Klein: You mentioned that the Prismatarium was intended only for women, and you have also have photographed color-based products, such as Aura Soma, that are clearly marketed to women. How does your interest in color relate to your interest in feminism?
Albee: I researched different lifestyle-oriented, color-related methods or therapies, looking at the gender constructs surrounding the marketing of color and its relationship to capitalism. For Aura-Soma, you go to a specialist, and there are numerous bottles with two different color liquids presented in a lighted grid, and you pick the three or four bottles that you’re drawn to. It is clearly marketed to women—the perfume bottles, the colors. The session is somewhat like a Tarot card reading, but you’re supposed to buy your selected bottles as “color therapy for the soul.”
What do you do when you are both attracted to and repulsed by something? In some cases, I created photographs in the most desirable way possible because I wanted the work to exist within this paradox around color: you can be circumscribed and exhilarated by it; limited and animated by it.
Klein: Newspapers are a recurring theme. What attracts you to this analog media?
Albee: I am interested in how we experience information, what actually gets filtered through and presented, what images we are shown, and not shown. The handheld newspaper is a historically important format that I first used for a project called Newspaper & Flowers. In 2006, I started to digitally replace journalistic photographs from newspaper clippings with photographs of flowers taken by my grandfather, Ellis Albert Resch (1903–1974), who had worked at the New York Times as a low-level assistant in his late teens. In the years before his death he took hundreds of photographs of flowers, which I obtained a decade later. At the same time, I was collecting articles that angered me—most were about the Bush Administration and U.S.-involved conflicts. Eventually, I merged the two together.
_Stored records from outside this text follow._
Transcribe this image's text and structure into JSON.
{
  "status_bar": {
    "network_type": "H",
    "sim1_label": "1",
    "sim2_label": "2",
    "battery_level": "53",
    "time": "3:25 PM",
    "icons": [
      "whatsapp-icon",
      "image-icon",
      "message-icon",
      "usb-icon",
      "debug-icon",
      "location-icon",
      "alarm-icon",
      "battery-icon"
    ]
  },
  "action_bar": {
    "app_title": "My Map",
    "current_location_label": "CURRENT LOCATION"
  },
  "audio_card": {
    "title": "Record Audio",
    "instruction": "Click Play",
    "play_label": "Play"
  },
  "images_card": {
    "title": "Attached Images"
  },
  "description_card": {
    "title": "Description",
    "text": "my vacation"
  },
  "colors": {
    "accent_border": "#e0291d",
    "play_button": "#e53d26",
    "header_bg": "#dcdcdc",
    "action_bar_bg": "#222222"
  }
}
Klein: Your series Joan Lowell: The Only Woman also considers the historical impact of news by referencing the scandal of Joan Lowell’s fraudulent memoir, The Cradle of the Deep.
Albee: The project began after I read a paper that my father, a historian, wrote about Joan Lowell’s 1929 literary scandal. Lowell was a twenty-six-year-old actress who wrote a bestselling autobiography about growing up on a ship with her sea captain father and an all-male crew. In her book, Lowell positions herself as a child heroine, defying her gender expectations. In a review, Lincoln Colcord, proved that Lowell did not grow up at sea. This review initiated a very public demise. Ultimately, I created photographs, sculptures, and a video performance using Lowell’s constructed biography, the scandal, and related objects as material. Lowell was a complicated character and I was interested in her construction of her own biography and her adamant life-long defense of her narrative. And also how she was scrutinized and brought down and who was able to capitalize on her failure. Who’s benefitting from this?
Klein: Do you think that, in general, women are told that they’re fake or that their credentials are questioned more often than men’s?
Albee: You could look at the U.S. presidential election as the most glaring and blatant occurrence of this double standard—which in this case is so publicly violent and where an unqualified misogynistic, racist, classist, narcissist is even being considered for the most powerful elected office in this country. So yes, absolutely.
Annika Klein is the Editorial Assistant at Aperture magazine.